Repository files navigation

embulk-input-http_json

main

An Embulk plugin to ingest json records from REST API with transformation by jq.

Overview

  • Plugin type: input
  • Resume supported: yes
  • Cleanup supported: yes
  • Guess supported: no

Configuration

  • scheme: URI Scheme for the endpoint (string, default: "https", allows: "https", "http")
  • host: Hostname or IP address of the endpoint (string, required)
  • port: Port number of the endpoint (integer, optional, allows: 0-65535)
  • path: Path of the endpoint (string, optional)
  • headers: HTTP Headers (array of map, optional, allows: 1 element can contains 1 key-value.)
  • method: HTTP Method (string, default: "GET", allows: "GET", "POST", "PUT", "PATCH", "DELETE", "GET", "HEAD", "OPTIONS", "TRACE", "CONNECT")
  • params: HTTP Request params. This is merged with params for pagenation when the pager option is specified. (array of map, optional, allows: 1 element can contains 1 key-value.)
  • body: HTTP Request body. (json, optional)
  • success_condition: jq filter to check whether the response is succeeded or not. You can use jq to query for the status code and the response body. (string, ".status_code_class == 200")
  • transformer: jq filter to transform the api response json. (string, "[.response_body]")
  • extract_transformed_json_array: If true, the plugin extracts the transformed json array, and ingest them as records. (boolean, default: true)
  • pager: (the following options are acceptable, default: {})
    • initial_params: Additional HTTP Request params that is used the first request. (array of map, optional, allows: 1 element can contains 1 key-value.)
    • next_params: Additional HTTP Request params that is used the subsequent requests.
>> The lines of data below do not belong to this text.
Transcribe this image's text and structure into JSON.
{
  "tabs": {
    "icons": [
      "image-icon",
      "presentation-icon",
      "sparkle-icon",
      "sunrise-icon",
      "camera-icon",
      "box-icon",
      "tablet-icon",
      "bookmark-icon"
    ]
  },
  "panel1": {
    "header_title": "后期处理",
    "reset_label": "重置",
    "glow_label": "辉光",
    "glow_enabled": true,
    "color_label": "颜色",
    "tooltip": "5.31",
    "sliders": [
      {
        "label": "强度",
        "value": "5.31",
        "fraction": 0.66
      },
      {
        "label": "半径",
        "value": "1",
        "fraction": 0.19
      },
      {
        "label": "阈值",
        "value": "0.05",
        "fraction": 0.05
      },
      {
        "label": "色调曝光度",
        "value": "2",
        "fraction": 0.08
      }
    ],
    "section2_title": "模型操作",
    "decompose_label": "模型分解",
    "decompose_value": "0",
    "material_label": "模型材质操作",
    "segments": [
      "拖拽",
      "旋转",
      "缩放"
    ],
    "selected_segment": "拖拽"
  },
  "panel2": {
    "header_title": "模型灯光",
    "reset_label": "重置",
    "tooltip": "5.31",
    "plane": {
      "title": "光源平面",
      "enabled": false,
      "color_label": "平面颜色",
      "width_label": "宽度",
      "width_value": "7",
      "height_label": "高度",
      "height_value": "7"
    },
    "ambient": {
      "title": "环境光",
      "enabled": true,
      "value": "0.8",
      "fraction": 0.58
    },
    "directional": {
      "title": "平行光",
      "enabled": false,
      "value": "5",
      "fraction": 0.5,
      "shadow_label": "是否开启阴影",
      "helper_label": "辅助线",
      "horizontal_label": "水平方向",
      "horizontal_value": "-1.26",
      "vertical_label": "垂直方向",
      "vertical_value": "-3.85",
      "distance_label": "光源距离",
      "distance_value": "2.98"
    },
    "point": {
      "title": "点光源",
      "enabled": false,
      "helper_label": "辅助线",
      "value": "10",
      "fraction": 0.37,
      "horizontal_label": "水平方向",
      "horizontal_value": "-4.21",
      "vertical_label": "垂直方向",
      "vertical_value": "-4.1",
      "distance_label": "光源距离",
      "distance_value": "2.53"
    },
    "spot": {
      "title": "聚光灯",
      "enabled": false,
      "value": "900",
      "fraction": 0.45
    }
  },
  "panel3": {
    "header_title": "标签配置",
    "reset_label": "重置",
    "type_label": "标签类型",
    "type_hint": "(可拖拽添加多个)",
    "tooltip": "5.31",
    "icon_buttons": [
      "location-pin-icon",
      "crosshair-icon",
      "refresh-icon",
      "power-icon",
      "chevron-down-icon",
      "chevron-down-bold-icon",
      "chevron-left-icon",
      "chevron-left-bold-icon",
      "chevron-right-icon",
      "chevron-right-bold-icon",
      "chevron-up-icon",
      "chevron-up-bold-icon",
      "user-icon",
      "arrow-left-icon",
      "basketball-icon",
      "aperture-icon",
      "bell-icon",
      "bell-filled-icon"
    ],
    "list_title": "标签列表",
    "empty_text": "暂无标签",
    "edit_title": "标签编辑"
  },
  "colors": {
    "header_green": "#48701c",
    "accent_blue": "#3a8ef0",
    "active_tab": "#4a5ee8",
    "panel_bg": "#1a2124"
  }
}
The value is treated as a jq filter to transform the prior response. (array of map, optional, allows: 1 element can contains 1 key-value.)
    • next_body_transformer: jq filter to transform the prior response to the next request body. (string, default: ".request_body")
    • while: jq filter to check whether the pagination is required or not. You can use jq to query for the status code and the response body. (string, "false")
    • interval_millis: Interval in milliseconds between requests. (integer, default: 100)
  • retry: (the following options are acceptable, default: {})
    • condition: jq filter to check whether the response is retryable or not. This condition will be used when it is determined that the response is not succeeded by success_condition_jq. You can use jq to query for the status code and the response body. (string, "true")
    • max_retries: Maximum retries. (integer, default: 7)
    • initial_interval_millis: Initial retry interval in milliseconds. (integer, default: 1000)
    • max_interval_millis: Maximum retries interval in milliseconds. (integer, default: 60000)
  • show_request_body_on_error: Show request body on error. (boolean, default: true)
  • default_timezone: Default timezone. (string, default: "UTC")
  • default_timestamp_format: Default timestamp format. (string, default: "%Y-%m-%d %H:%M:%S %z")
  • default_date: Default date. (string, default: "1970-01-01")

About the jq filter

The following options accept the jq filter to transform the api response json.

  • success_condition
  • transformer
  • pager/next_params
  • pager/next_body_transformer
  • retry/condition

All of the jq filters transform json that has the same format as the following.

{
  "request_params": [
    {"name": "foo", "value": "bar"}
  ],
  "request_body": {
    "foo": "bar"
  },
  "status_code": 201,
  "status_code_class": 200,
  "response_body": {
    "foo": "bar",
    "results": [
      {"id": 1, "name": "foo"},
      {"id": 2, "name": "bar"}
    ]
  }
}

The response of api is stored as the "response_body" field, so please note that the jq filter definition must start with .response_body in order to perform jq transformations on the API response results.

Example

in:
  type: http_json
  scheme: http
  host: localhost
  port: 8080
  path: /example
  method: GET
  transformer: '.response_body.integerValues'
  success_condition: '.status_code_class == 200'
out:
  type: stdout

Development

Run an example

Firstly, you need to start the mock server.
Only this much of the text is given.